Several generations of monolithic SiC devices have been fabricated, tested and are reported in this dissertation. The devices were fabricated utilizing two polytypes of SiC (4H-SiC and 3C-SiC). The monolithic SiC microelectrodes were fabricated utilizing techniques used in the fabrication of Si based microelectrodes. Monolithic SiC devices fabricated include planar single-ended MEAs (with varying lengths and varying active recording area), 60-channel MEAs for in-vitro studies, and 16-electrode Michigan style neural probes for in-vivo studies. Electrical testing of the pn junction demonstrated that the 4H-SiC device can block a forward bias voltage of up to 2.3V and displays reverse bias leakage below 1 nArms well past -20V. Current leakage between adjacent electrodes was ~7.5 nArms over a voltage range of -50V to +50V. Furthermore, electrochemical results show that the 4H-SiC microelectrodes interact with an electrochemical environment primarily through capacitive mechanisms and has an impedance comparable to gold electrodes. Electrode impedance ranged from 675±130 kΩ (GSA = 496 µm2) to 46.5±4.80 kΩ (GSA = 500K µm2). However, the 4H-SiC devices cannot deliver charge as efficiently as other conventionally used microelectrode materials, such as iridium oxide (IrOx), but a larger water window compensates for this since larger stimulation voltages are supported compared to IrOx.

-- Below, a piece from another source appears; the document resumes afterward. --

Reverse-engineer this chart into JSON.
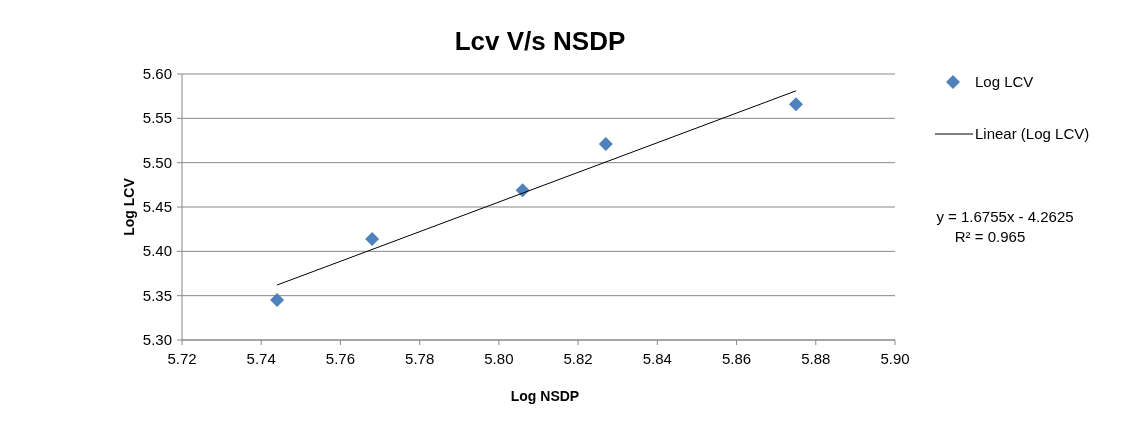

All studies and data collected thus far indicate that the monolithic SiC neural device can aid in the advancement of chronic INI use in clinical settings. The all-SiC devices rely on the integration of only robust and highly compatible SiC material, they may offer a promising solution to probe delamination and biological rejection associated with the use of multiple materials used in many current INI devices. Follow-on work is planned to prove this assertion via in vivo studies.